Eu acordo com um silêncio assustador no quarto escuro. A cortina está completamente fechada, não consigo enxergar nada. Me guio pelo instinto, caminhando sobre o tapete felpudo e alcançando as cortinas, então as puxo. Elas correm o suporte de madeira até alcançarem os extremos da sacada, e eu delicadamente as amarro. Percebo meu seio despido, minha calcinha-short de renda. E ouço a porta bater.

– Estela? – A voz não é de Thomas.

– Um segundo.

Corro até o armário de correr e puxo uma camisa de Thomas, jogando a camisa azul em meu corpo e abotoando rápida. A camisa é grande o suficiente para me cobrir.

– Pode entrar.

Ele abre a porta. Um olhar desafiador, uma marca de batom no pescoço e um arroxeado logo abaixo. Não consigo evitar o sorriso.

– Thomas precisou ir até a empresa. Ele pediu para que eu viesse te avisar então estou só de passagem. Ele também falou que qualquer coisa é só ligar para ele e que ele não vai demorar muito, mas que se você precisar de companhia pode falar comigo.

– Para quem faltou o casamento do irmão por causa de compromisso, você parece muito livre.

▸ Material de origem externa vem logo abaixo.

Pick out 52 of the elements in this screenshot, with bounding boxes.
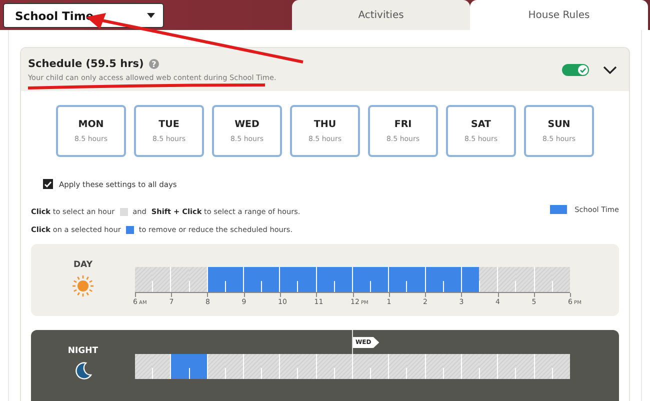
time-slot[interactable] [334, 267, 352, 292]
time-slot[interactable] [462, 354, 480, 379]
time-slot[interactable] [552, 354, 570, 379]
time-slot[interactable] [426, 267, 443, 292]
time-slot[interactable] [188, 267, 207, 292]
checkbox[interactable] [43, 179, 53, 189]
time-slot[interactable] [261, 354, 280, 379]
time-slot[interactable] [208, 354, 225, 379]
period-label: DAY [74, 260, 92, 270]
moon-icon [73, 361, 93, 381]
time-slot[interactable] [224, 354, 243, 379]
schedule-title: Schedule (59.5 hrs) [28, 58, 144, 70]
tab[interactable]: House Rules [470, 0, 648, 30]
time-slot[interactable] [244, 267, 262, 292]
tab[interactable]: Activities [292, 0, 470, 30]
sun-icon [72, 275, 94, 297]
time-slot[interactable] [515, 354, 534, 379]
time-slot[interactable] [406, 354, 425, 379]
tick-mark [570, 293, 571, 297]
time-slot[interactable] [515, 267, 534, 292]
time-slot[interactable] [316, 354, 334, 379]
time-slot[interactable] [534, 354, 552, 379]
time-slot[interactable] [297, 267, 316, 292]
time-slot[interactable] [297, 354, 316, 379]
time-slot[interactable] [316, 267, 334, 292]
time-slot[interactable] [152, 354, 170, 379]
time-slot[interactable] [370, 267, 388, 292]
time-slot[interactable] [352, 267, 370, 292]
time-slot[interactable] [152, 267, 170, 292]
time-slot[interactable] [442, 267, 461, 292]
time-slot[interactable] [208, 267, 225, 292]
time-slot[interactable] [406, 267, 425, 292]
time-slot[interactable] [426, 354, 443, 379]
time-slot[interactable] [552, 267, 570, 292]
toggle-switch[interactable] [562, 64, 589, 76]
period-label: NIGHT [68, 346, 98, 356]
time-slot[interactable] [244, 354, 262, 379]
time-slot[interactable] [479, 267, 498, 292]
time-slot[interactable] [352, 354, 370, 379]
time-slot[interactable] [261, 267, 280, 292]
time-slot[interactable] [188, 354, 207, 379]
time-slot[interactable] [334, 354, 352, 379]
time-slot[interactable] [442, 354, 461, 379]
legend-swatch [550, 205, 567, 214]
chevron-icon[interactable] [603, 66, 617, 74]
time-slot[interactable] [462, 267, 480, 292]
time-slot[interactable] [370, 354, 388, 379]
caret-icon [147, 13, 155, 18]
check-icon [579, 66, 587, 74]
time-slot[interactable] [534, 267, 552, 292]
time-slot[interactable] [479, 354, 498, 379]
time-slot[interactable] [224, 267, 243, 292]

– Quem dera fosse. – Ele puxa as mangas da camisa. Percebo que ele me olha estranho e tento entender o olhar. Ele fecha a porta. Nos segundos seguintes, ouço outra porta se fechar. Estou sozinha no apartamento de novo e sento na cama olhando pela sacada, a grande cidade lá fora, me chamando. Começo a me imaginar, viva de verdade, em qualquer lugar que eu queira. De qualquer jeito. Sem quebrar a porcelana, sem ter medo. Me olho no espelho e vejo meus cabelos. Me permito suspirar.